Wien. „Die Frauen in Wien sind unterversorgt“, sagt Marianna Mayer, Leiterin der Wiener Landesorganisation der Österreichischen Hebammen. In keinem Bundesland sei das Betreuungsverhältnis so schlecht wie in Wien, wo 2015 eine Hebamme (theoretisch) 1172 Frauen betreuen musste, während es im Schnitt der anderen Bundesländer im Schnitt nur 317 waren. Mayer: „Wir brauchen in Wien mehr Kassenverträge für Hebammen.“

Statistiken zeigen das Problem, das die Wiener Gebietskrankenkasse (WGKK) nicht bestreitet: Für die Zwei-Millionen-Einwohner-Stadt gibt es 17 Hebammen mit Kassenvertrag. In den Bezirken eins bis neun, in Hietzing und in Liesing keine einzige.
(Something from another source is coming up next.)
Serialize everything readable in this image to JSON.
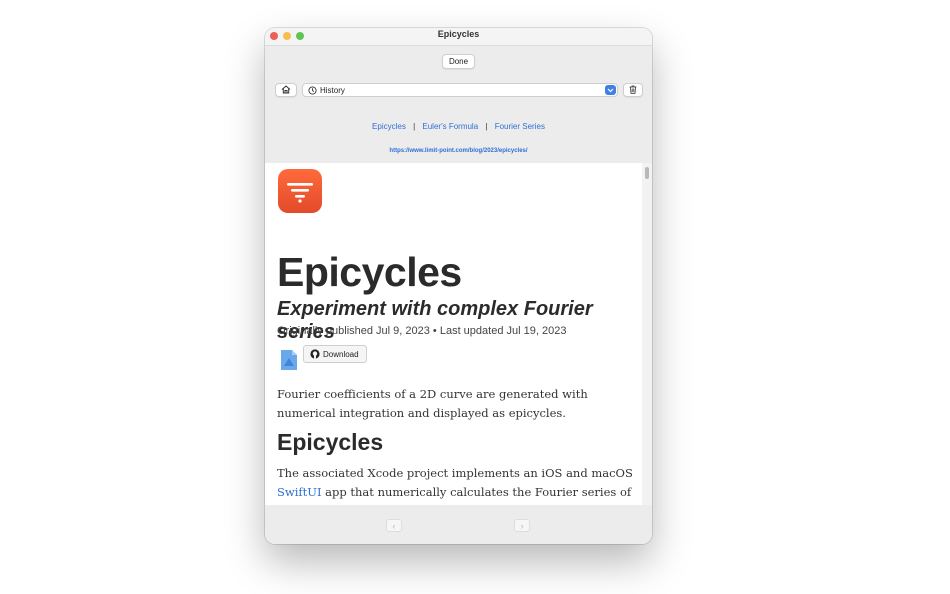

Als Ausweg bleibt der Weg zu einer Wahlhebamme – die selbst bezahlt werden muss (es gibt nur eine teilweise Refundierung).

Können sich Frauen keine Hebamme leisten, werde das teuer für das Gesundheitssystem, sagt Mayer-Stellvertreterin Johanna Sengschmid: „Die Frauen werden immer früher nach der Geburt aus dem Krankenhaus entlassen.“ Das sei zwar positiv, weil Geburt keine Krankheit sei. Ohne Nachbetreuung würden aber Präventionsmaßnahmen verhindert, womit die Wiederaufnahmen steigen würden: „Es geht um die Beobachtung von Wundheilung, Stimmungsschwankungen der Frauen, um Gewaltprävention und Vermeidung von Kindesvernachlässigung.“

Schützenhilfe kommt von Peter Husslein, Vorstand der Uniklinik für Frauenheilkunde, der von Zwei-Klassen-Medizin spricht: Wegen der Bettenreduktion würden Frauen immer früher entlassen, was das Problem einer mangelnden Versorgung zu Hause steigere. Vor allem sozial Schwache könnten sich keine Wahlhebamme leisten.

Keine gemeinsame Linie

„Wir sehen das Problem“, sagt WGKK-Verhandlerin Andrea Fleischmann der „Presse“. Die 18 Planstellen für Wien seien aber in einem Gesamtvertrag für Österreich von 2005 festgeschrieben. Seitdem hätte sich viel geändert, weshalb seit 2009 über eine Adaptierung verhandelt wird. „Für eine Lösung braucht man aber eine gemeinsame Linie der Länder. Und hier sind die Interessen in jedem Bundesland sehr unterschiedlich.“

("Die Presse", Print-Ausgabe, 22.09.2016)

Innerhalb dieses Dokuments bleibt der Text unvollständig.